La venganza es un plato que se sirve frío, como ha comprobado Andrew McCabe, número dos del FBI. Solo 26 horas antes de su jubilación, McCabe fue despedido ayer por el fiscal general de EEUU, Jeff Sessions, decisión que probablemente le dejará sin una parte sustancial de su pensión. Su cese fulminante a solo unas horas de que se quitara de enmedio tiene hechuras de vendetta porque McCabe había desempeñado un rol importante en la investigación de la trama rusa, un desempeño que le convirtió en objetivo habitual de las críticas de Donald Trump, quien le ha acusado de comportarse con parcialidad por sus simpatías demócratas. No en vano, solo unas horas después de su cese, el abogado del presidente pidió que se cierre la investigación del Rusiagate.
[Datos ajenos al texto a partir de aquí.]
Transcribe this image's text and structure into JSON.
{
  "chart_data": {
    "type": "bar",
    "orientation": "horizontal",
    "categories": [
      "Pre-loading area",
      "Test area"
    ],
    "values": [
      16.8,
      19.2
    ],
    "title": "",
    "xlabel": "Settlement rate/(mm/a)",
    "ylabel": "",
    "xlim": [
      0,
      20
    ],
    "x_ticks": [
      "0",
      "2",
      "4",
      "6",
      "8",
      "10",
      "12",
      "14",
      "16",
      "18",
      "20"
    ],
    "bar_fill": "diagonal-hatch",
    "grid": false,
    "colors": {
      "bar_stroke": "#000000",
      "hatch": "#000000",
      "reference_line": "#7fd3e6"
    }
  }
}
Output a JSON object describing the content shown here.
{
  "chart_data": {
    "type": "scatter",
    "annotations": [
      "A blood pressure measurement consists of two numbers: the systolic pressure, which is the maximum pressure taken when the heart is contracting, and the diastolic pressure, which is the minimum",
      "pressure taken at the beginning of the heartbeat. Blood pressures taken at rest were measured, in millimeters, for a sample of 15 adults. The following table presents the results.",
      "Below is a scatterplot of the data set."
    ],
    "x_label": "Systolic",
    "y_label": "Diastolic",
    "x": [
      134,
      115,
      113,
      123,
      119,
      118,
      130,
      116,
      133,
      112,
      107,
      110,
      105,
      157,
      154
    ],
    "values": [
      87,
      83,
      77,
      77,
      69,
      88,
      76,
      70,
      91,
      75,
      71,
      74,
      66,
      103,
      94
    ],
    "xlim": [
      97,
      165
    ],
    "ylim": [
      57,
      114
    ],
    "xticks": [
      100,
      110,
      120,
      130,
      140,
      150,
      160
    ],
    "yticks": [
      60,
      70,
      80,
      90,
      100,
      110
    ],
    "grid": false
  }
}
Sostiene que está políticamente «corrompida».

La jugada es puramente trumpiana. El presidente sigue maniobrando para quitarse de encima a sus enemigos y ajustar cuentas con cuantos no protegen sus intereses. Ya lo hizo con James Comey, el jefe del FBI al que despidió hace poco más de un año cuando lideraba la investigación sobre los posibles vínculos entre las maniobras del Kremlin para interferir en las elecciones y su equipo de campaña. Y ahora castiga a McCabe, quien fuera mano derecha de Comey, otro de los funcionarios díscolos del aparato de seguridad. McCabe no se quedó callado. «Este ataque a mi credibilidad no solo es parte del intento de difamarme personalmente, sino también de mancillar al FBI, a las fuerzas de seguridad y la inteligencia», dijo en un comunicado. «Es parte de la guerra abierta que la Administración mantiene con el FBI y la investigación del fiscal especial» Robert Mueller.

McCabe no está limpio de toda culpa. Había cometido errores y a ellos se ha agarrado el fiscal general para justificar su despido.